Since Trump’s 2018 tariffs, followed by the Biden administration maintaining many of those measures, plus the pandemic, canal blockages, and extreme weather events, companies now accept that disruption isn’t an “if” but a “when.” The shift today is from reactive crisis management to proactive scenario planning. Using AI, we simulate potential disruptions—tariff spikes, factory shutdowns, or natural disasters—and instantly model alternative sourcing or reshoring strategies. This “when, not if” mentality defines today’s resilient supply chain leaders.
Let’s return to AI. How is it practically changing the design-to-production workflow?
Since Fictiv’s founding, AI has been part of our DNA, but the leap has come with generative AI and large language models. They’ve enabled something new: instantaneous decision-making. Disparate systems that once required manual integration can now be coalesced by AI to make better, faster, data-driven choices.
One of our AI tools, Materials.AI, replaces decades of tacit expertise once held by veteran engineers. It helps designers instantly determine which resin or metal to use for a given prototype or production part. Another tool automates global scheduling—analysing capacity, quality scores, and pricing across factories in the U.S., India, China, and Mexico to find the optimal fit. What once required spreadsheets and phone calls now happens autonomously. The result: dramatically faster workflows, higher quality, and reduced cost.
For companies not yet using AI, what risks do they face?
The pace of change is accelerating. Companies that don’t adopt AI-driven analysis and scheduling will find themselves unable to compete on speed or efficiency. Manufacturing is entering a new era where intelligent automation is no longer optional—it’s foundational.
Those that continue to rely on manual systems will struggle with delays, cost overruns, and lost competitiveness. AI is not just a productivity enhancer; it’s becoming the operating system for the entire supply chain.
How do you envision the future of manufacturing and Fictiv’s role in it?

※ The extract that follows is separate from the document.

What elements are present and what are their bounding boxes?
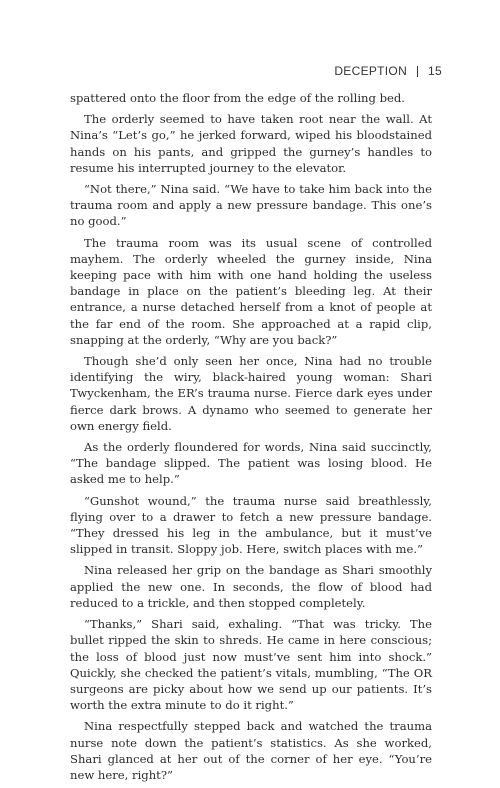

We believe all humans are creative, and our mission is to unlock that creativity by removing barriers to physical innovation. In software, tools like AWS democratised creation—anyone could build an app. Physical products haven’t reached that level of accessibility yet. Our job is to make manufacturing as easy and scalable as building software.
Over the next decade, we’ll continue to simplify sourcing and accelerate innovation across industries. We take pride in seeing our customers launch satellites, perform robotic surgeries, and develop fusion reactors that were once confined to labs. Fictiv exists to power that transformation—to help humanity imagine, design, and manufacture the products of tomorrow.